Go Back
Cottage Cheese Alfredo Pasta Bake

Cottage Cheese Alfredo Pasta Bake

Sarah
This Cottage Cheese Alfredo Pasta Bake is creamy, comforting, and surprisingly light. Blended cottage cheese creates a protein-packed Alfredo-style sauce that’s smooth, cheesy, and perfect for baking. It’s an easy make-ahead pasta dish that reheats beautifully and satisfies without feeling heavy.
Prep Time 15 minutes
Cook Time 30 minutes
Total Time 45 minutes

Ingredients
  

  • 12 oz pasta penne, rotini, or ziti, cooked al dente
  • cups cottage cheese full-fat or low-fat
  • ½ cup milk
  • 2 cloves garlic minced (or 1 teaspoon garlic powder)
  • ½ cup grated Parmesan cheese
  • 2 cups shredded mozzarella cheese divided
  • 1 tablespoon olive oil or butter
  • ¾ teaspoon salt adjust to taste
  • ½ teaspoon black pepper
  • ½ teaspoon Italian seasoning optional

Instructions
 

  • Preheat oven to 375°F (190°C).
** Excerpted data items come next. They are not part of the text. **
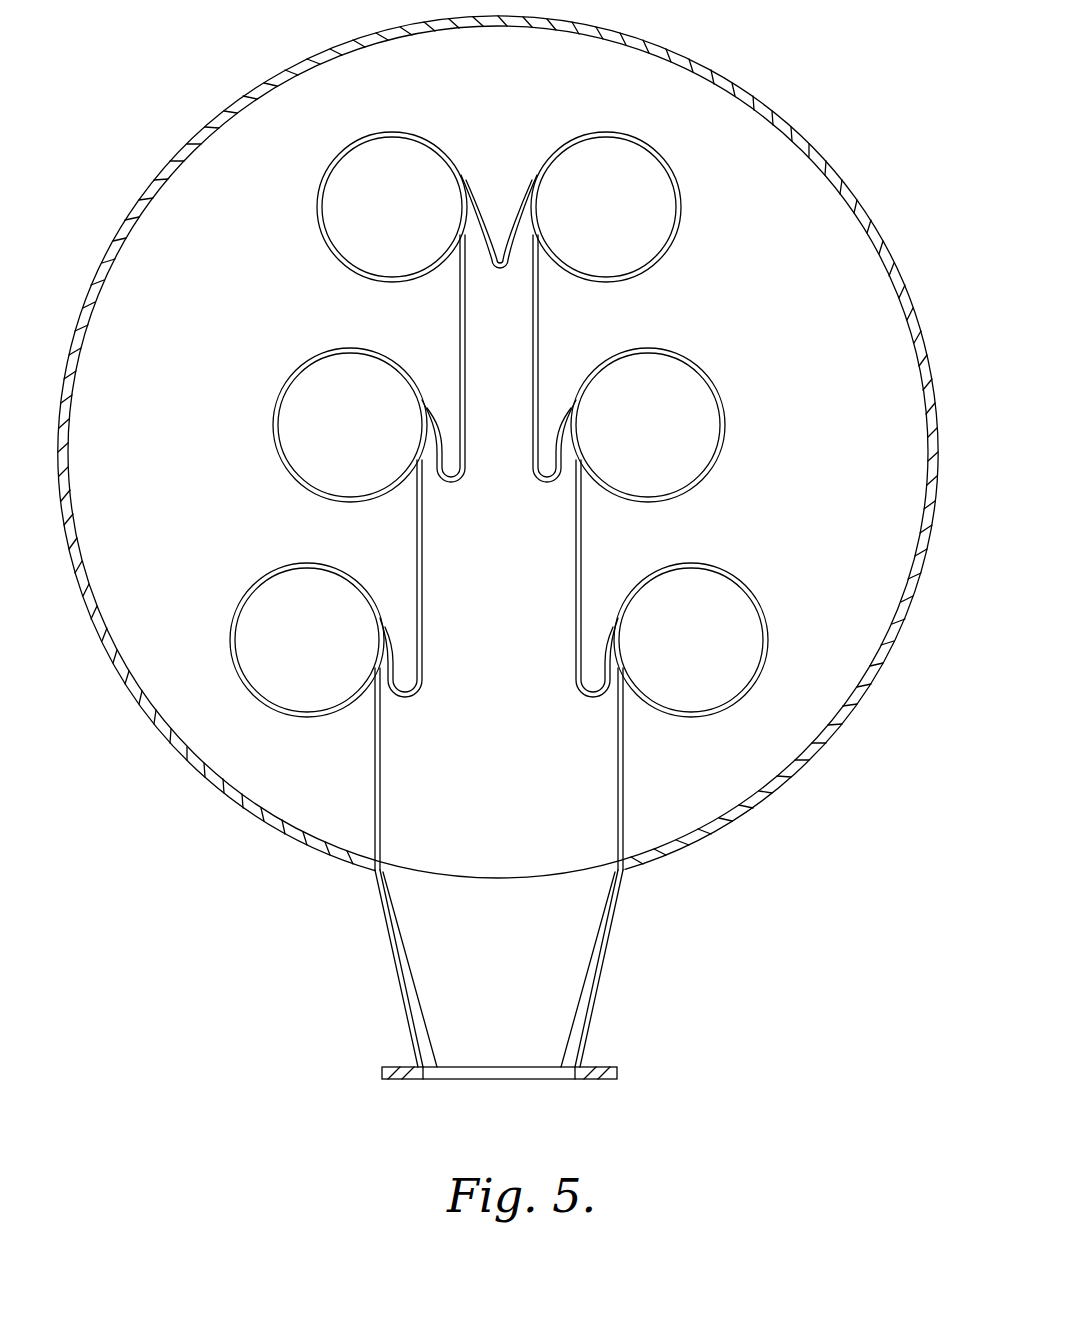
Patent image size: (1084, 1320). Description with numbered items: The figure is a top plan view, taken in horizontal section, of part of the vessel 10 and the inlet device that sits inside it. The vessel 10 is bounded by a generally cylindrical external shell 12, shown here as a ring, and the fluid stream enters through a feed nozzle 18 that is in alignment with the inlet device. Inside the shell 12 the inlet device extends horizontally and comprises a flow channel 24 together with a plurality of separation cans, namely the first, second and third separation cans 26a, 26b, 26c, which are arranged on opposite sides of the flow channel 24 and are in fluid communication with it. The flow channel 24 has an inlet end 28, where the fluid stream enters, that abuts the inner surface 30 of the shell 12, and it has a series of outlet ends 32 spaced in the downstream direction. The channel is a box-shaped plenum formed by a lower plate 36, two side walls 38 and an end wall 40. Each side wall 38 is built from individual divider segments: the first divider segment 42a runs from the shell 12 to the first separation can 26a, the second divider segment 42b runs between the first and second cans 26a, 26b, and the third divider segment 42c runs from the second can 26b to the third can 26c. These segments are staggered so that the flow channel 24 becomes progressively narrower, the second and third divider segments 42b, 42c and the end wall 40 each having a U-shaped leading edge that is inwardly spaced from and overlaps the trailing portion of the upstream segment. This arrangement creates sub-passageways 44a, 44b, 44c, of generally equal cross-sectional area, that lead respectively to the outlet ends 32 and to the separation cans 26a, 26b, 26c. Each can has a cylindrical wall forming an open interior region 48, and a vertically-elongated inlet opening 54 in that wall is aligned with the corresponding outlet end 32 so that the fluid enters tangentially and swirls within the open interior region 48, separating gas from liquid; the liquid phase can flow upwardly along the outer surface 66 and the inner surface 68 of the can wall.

The vessel 10 is at (722, 62).
The external shell 12 is at (792, 128).
The feed nozzle 18 is at (600, 975).
The flow channel 24 is at (498, 772).
The first separation can 26a is at (240, 600).
The second separation can 26b is at (275, 390).
The third separation can 26c is at (316, 207).
The inlet end 28 is at (527, 880).
The inner surface 30 is at (748, 788).
The outlet ends 32 is at (472, 248).
The lower plate 36 is at (425, 848).
The side walls 38 is at (373, 780).
The end wall 40 is at (503, 245).
The first divider segment 42a is at (626, 760).
The second divider segment 42b is at (585, 556).
The third divider segment 42c is at (540, 360).
The first sub-passageway 44a is at (390, 705).
The second sub-passageway 44b is at (437, 490).
The third sub-passageway 44c is at (478, 283).
The open interior region 48 is at (645, 386).
The inlet opening 54 is at (465, 210).
The outer surface 66 is at (760, 602).
The inner surface 68 is at (762, 630).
Lightly grease a 9×13-inch baking dish.
  • Cook pasta in well-salted water until just al dente. Drain.
  • In a blender or food processor, blend cottage cheese, milk, garlic, Parmesan, salt, and black pepper until completely smooth.
  • In a large bowl, toss cooked pasta with the blended Alfredo-style sauce.
  • Stir in 1 cup mozzarella cheese.
  • Transfer mixture to prepared baking dish.
  • Sprinkle remaining mozzarella evenly over the top.
  • Drizzle lightly with olive oil or dot with butter.
  • Bake uncovered for 25–30 minutes, until bubbly and lightly golden.
  • Rest 5–10 minutes before serving.

Notes

  • Blending the cottage cheese is essential for a smooth, creamy sauce.
  • Do not overcook the pasta—it softens more in the oven.
  • Add a splash of milk when reheating to restore creaminess.